Updated: 22 Nov 2021 19:28 EST
@shiss There is no plan to incorporate this feature in a future release as of now. Using Sagemaker or GoogleML would be your best option.
@shiss If we want to collect customer behavior data to build predictive models, what it the best way to do it? Is the recommendation to use Pega capabilities to gather that data?
@shiss As of 8.5 we have a new feature to capture the data that passes through ADM. This provides an opportunity to explore the data as well as using it to make new models. This data collection will not just be the customer behavior data, it will include any data that was passed through the ADM rule as well as the response label.
@shiss Model context refers to the context in which the model is making a prediction. A context that includes a treatment means that an adaptive model exists for every treatment in the system. A context that includes only action means that a model exists for every action, which is used for all treatments associated with that action.
@shiss The control group that is configured on predictions allows you to calculate lift (for example in CTR) by providing a benchmark performance to compare against. Champion challenger functionality has been used to accomplish the same thing, but now it is much more straightforward to set up in the prediction.
@shiss How do you configure and establish a model for outbound channel when response comes after some days from the customer and propensity values are very low?
Updated: 29 Nov 2021 12:48 EST
@shiss Response timeout is a mechanism that provides a solution in outbound. The responses are queued for a certain timeframe, and then they are sent back to the models.
Extend the response timeout window to an appropriate length so that you can capture those later responses. If propensities are low across the board, that’s not completely unusual. Propensities are often very low numbers.
@shiss How can we convince the data scientists that our adaptive model is better than the predictive models? Adaptive models use Naive bayes algorithm which is an older algorithm compared to newer algorithms that we use in predictive models?
@shiss I don’t think it’s a question of which is better but rather how adaptive models can enhance what they are already doing with their predictive models. There may be good reason to use both. Additionally, the true value of Naive Bayes in Pega is its capability of learning on the fly. Not every off-the-shelf machine learning algorithm has the capability of turning into an online learner. Also, Naive Bayes in Pega is preceded with a data analysis step that prepares the data for the algorithm including taking care of correlated predictors.

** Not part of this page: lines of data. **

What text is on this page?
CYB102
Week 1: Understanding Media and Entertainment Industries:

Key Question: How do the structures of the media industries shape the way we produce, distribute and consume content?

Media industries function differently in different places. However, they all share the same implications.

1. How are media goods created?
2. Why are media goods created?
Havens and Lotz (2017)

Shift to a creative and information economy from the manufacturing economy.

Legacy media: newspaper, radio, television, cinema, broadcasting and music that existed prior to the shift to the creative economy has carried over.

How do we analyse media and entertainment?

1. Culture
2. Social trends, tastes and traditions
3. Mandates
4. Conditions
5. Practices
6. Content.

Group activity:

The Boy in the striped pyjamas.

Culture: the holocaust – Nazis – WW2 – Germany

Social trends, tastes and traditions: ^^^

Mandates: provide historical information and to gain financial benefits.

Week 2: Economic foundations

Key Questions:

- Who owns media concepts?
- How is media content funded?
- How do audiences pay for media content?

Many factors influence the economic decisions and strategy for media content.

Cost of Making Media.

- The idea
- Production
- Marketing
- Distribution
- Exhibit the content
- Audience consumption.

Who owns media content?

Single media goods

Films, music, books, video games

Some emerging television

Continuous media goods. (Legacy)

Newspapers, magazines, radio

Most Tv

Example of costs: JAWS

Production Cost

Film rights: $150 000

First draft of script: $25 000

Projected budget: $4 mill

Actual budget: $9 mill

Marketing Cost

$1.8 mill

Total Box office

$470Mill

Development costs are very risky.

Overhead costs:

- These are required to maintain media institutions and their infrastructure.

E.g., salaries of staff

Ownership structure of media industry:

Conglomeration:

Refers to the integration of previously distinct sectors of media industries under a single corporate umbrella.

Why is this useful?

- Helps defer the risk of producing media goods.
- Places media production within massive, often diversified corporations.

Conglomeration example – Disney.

@sundm True. To add to that:
- In addition to the algorithm aspect, models built off line often have access to a wider set of data - which is an advantage. However they typically do not have access to all the contextual data in Pega - and context typically is very important for customer behavior. In addition, they can get stale as they're typically developed on older snapshots of the data and need manual updates when new actions/treatments are developed.
- A good way to incorporate them is to include their scores in the XCAR and feed them as (parameterized) predictors to the ADM models. Sometimes they do add value for some specific issues or groups (e.g. acquisition of new customers - where we know little about the customers yet). But often they do not show the same results on real data as when they were developed off-line. - We're working on an even better online algorithm based on XGBoost. Available already like mentioned before but in lab mode.